La Policía española detuvo a siete personas que pretendían introducir en España 93 kilos de cocaína ocultos en bloques de piedra, que fueron incautados por las autoridades aduaneras chilenas antes de su envío hacia España.

Según explicó la Policía, la ruta marítima que habían trazado los arrestados para el transporte del estupefaciente era Bolivia, Chile y Algeciras, en el sur de España, para posteriormente ser traslada por tierra hasta Almería, también en el sur de la península.

La investigación comenzó en el mes de septiembre de 2011 cuando se tuvo conocimiento de la existencia de una organización de traficantes afincada en España y compuesta en su mayoría por ciudadanos colombianos y españoles.

Una vez identificados los miembros de la organización, los agentes averiguaron un plan para introducir cocaína en España desde Bolivia, transportándola oculta en el interior de bloques de mármol y piedra.
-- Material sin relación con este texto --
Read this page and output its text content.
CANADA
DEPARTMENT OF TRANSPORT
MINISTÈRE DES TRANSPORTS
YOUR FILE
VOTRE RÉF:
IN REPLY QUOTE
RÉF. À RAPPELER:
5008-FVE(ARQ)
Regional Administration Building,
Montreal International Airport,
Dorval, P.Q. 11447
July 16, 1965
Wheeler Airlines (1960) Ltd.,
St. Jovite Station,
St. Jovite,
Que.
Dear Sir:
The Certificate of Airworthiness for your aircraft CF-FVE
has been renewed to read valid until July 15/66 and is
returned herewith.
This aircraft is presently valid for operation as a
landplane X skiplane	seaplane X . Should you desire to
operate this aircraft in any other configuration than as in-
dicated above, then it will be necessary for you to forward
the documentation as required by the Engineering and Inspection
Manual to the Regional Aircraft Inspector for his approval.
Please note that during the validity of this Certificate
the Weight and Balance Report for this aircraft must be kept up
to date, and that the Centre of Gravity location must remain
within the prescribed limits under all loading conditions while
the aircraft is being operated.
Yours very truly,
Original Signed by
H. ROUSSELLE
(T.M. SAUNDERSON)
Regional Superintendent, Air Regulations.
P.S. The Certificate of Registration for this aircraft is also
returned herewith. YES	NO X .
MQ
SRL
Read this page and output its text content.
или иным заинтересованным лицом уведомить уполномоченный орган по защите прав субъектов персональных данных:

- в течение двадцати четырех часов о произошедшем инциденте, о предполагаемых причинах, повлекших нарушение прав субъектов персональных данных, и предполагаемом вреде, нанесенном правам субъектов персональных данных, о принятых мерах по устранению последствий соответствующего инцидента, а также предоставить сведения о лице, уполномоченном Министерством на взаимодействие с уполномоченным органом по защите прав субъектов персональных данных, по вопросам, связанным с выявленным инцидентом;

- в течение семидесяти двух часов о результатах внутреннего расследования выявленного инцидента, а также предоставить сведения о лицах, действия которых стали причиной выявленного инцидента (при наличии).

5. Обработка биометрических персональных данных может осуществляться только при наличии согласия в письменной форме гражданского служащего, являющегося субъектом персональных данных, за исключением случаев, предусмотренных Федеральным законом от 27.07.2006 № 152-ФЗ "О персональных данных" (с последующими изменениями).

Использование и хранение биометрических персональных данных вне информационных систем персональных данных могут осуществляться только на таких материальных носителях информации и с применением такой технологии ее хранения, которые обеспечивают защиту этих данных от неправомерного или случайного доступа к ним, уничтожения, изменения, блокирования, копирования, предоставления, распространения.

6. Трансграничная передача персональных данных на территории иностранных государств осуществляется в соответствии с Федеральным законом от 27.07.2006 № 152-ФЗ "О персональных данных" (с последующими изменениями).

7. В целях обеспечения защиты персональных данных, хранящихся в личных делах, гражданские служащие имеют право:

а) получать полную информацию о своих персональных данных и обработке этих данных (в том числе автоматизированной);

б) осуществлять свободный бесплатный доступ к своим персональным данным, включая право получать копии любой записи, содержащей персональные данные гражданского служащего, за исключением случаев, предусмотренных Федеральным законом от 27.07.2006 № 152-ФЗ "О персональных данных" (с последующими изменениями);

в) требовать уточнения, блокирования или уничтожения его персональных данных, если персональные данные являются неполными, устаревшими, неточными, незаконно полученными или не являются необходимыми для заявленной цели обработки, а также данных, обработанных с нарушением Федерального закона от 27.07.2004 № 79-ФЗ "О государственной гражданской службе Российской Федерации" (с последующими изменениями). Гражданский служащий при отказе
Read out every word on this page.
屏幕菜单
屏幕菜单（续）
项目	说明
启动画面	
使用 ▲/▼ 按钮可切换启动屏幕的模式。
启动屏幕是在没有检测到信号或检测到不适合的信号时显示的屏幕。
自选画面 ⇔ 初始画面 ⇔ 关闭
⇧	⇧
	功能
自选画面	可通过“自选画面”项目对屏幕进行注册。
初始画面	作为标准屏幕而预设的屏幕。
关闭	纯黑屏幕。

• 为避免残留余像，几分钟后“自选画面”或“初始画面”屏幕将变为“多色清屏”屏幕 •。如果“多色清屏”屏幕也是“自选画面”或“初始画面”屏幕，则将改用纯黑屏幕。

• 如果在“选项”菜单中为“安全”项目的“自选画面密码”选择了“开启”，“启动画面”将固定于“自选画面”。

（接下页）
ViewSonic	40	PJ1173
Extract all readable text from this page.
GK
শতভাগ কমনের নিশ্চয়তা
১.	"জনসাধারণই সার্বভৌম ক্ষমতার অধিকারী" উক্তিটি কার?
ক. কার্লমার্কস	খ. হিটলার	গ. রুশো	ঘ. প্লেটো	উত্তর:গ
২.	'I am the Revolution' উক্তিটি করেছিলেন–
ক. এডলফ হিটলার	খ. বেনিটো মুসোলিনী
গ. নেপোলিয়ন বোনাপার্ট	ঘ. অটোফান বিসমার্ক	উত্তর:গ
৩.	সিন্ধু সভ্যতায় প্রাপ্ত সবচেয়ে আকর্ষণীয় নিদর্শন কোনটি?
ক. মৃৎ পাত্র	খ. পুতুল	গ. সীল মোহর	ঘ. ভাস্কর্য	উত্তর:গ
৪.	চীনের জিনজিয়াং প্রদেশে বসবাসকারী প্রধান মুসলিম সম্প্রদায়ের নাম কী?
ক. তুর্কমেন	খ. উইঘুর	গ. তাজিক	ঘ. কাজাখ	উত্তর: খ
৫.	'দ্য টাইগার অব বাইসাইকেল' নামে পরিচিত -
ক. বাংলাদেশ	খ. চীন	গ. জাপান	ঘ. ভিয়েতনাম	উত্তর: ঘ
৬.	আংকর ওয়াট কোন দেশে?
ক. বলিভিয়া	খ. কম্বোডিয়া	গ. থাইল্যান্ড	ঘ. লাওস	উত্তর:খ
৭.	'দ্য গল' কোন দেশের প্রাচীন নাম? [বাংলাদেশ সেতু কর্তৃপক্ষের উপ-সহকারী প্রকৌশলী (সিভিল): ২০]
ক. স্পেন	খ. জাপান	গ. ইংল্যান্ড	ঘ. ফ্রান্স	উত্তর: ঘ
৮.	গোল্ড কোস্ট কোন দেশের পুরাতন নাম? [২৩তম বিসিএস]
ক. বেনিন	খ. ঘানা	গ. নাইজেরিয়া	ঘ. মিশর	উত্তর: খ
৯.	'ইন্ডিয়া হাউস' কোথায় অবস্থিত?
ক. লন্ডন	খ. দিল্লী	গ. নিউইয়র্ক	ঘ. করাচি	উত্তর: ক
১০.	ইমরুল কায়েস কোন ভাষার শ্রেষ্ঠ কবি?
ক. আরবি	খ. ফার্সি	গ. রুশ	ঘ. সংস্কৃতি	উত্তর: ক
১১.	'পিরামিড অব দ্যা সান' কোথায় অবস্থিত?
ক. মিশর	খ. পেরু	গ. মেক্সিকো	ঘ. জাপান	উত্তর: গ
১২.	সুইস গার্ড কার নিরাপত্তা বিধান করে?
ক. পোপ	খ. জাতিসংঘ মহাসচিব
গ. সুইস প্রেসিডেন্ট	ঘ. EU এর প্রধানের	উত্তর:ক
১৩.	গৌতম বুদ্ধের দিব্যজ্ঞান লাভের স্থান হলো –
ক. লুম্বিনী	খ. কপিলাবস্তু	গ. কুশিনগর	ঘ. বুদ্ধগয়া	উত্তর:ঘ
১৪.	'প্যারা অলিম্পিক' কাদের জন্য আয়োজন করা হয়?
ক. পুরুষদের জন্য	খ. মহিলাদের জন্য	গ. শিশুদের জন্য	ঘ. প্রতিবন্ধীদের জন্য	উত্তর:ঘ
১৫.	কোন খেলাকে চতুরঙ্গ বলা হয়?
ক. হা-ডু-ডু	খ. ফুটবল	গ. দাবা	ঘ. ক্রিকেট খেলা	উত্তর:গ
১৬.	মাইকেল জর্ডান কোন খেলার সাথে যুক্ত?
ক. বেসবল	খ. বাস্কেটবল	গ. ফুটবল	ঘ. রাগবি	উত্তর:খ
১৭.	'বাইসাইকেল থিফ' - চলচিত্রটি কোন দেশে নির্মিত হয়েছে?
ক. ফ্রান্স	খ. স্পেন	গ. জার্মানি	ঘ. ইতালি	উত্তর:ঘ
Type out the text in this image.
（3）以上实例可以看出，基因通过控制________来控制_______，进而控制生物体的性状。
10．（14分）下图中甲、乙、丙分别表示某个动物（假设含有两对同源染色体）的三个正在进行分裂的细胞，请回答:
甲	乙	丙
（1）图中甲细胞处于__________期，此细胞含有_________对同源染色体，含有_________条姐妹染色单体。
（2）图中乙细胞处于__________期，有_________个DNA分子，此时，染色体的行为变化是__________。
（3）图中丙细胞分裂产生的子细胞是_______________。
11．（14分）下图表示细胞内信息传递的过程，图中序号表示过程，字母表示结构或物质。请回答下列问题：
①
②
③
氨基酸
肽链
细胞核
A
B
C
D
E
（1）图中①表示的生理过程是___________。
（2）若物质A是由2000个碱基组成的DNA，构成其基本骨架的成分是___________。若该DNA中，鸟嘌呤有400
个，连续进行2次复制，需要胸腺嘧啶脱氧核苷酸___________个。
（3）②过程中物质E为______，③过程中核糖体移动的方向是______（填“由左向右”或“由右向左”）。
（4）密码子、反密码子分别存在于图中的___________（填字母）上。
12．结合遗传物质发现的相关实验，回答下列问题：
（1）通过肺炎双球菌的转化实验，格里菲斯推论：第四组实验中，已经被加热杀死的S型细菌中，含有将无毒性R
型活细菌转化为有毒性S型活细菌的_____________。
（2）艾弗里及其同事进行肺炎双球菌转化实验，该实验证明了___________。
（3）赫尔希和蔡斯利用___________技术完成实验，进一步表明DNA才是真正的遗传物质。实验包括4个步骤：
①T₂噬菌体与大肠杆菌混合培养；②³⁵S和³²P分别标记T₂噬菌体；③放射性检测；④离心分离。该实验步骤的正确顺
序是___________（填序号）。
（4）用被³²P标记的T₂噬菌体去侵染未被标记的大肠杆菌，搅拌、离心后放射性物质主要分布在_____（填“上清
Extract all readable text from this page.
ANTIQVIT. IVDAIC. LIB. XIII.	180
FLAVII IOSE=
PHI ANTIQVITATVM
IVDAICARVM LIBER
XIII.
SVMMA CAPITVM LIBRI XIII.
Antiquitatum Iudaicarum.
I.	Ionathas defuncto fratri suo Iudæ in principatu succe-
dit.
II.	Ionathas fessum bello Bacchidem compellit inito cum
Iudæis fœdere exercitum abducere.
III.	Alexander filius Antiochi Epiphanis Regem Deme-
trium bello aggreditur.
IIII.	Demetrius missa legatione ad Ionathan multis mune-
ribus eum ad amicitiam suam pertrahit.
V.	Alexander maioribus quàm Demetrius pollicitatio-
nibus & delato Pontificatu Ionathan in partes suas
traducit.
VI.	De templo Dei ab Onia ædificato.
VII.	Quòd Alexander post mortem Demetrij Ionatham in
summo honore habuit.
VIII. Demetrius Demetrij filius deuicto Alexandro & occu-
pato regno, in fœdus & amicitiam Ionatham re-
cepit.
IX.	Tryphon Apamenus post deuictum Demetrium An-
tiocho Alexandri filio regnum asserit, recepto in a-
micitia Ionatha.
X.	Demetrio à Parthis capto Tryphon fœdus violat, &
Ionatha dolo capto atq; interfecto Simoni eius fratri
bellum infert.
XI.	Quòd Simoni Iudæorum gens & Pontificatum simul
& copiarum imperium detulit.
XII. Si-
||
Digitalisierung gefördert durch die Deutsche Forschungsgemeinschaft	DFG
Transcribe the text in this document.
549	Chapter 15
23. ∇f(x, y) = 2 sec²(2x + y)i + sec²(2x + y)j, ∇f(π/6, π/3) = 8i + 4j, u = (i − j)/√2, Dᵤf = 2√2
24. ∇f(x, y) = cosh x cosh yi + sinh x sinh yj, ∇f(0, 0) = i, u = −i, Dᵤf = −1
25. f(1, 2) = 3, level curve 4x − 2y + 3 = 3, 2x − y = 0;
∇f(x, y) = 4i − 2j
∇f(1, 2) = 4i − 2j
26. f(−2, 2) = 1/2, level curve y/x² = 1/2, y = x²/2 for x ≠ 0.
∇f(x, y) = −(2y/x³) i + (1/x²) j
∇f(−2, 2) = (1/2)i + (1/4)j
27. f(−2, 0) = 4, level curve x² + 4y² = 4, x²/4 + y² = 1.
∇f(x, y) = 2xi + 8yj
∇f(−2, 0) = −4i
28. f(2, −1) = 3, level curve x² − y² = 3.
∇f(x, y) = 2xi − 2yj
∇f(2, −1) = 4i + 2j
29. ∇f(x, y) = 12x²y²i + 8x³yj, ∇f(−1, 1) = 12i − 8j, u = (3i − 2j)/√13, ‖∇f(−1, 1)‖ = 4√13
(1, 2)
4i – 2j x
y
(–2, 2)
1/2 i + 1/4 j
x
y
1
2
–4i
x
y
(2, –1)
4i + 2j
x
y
De acuerdo con la Policía, dos de los arrestados en la operación se desplazaron hasta la localidad almeriense de Macael, con múltiples empresas dedicadas al trabajo con mármol y granito, y alquilaron una nave para trasladar allí la piedra y extraer la droga.

Con toda la información obtenida y gracias a la colaboración policial internacional, agentes bolivianos pidieron a las autoridades aduaneras chilenas que efectuaran la inspección de la carga de un contenedor que transportaba rocas de granito.

En el registro se localizó un habitáculo creado para transportar la droga en su interior, por lo que se procedió a incautar los 93 kilos de cocaína.

Una vez identificado el nombre de la sociedad importadora del granito, las fuerzas de seguridad comprobaron que los datos coincidían con la empresa creada por la organización investigada en España, por lo que procedieron a realizar las detenciones.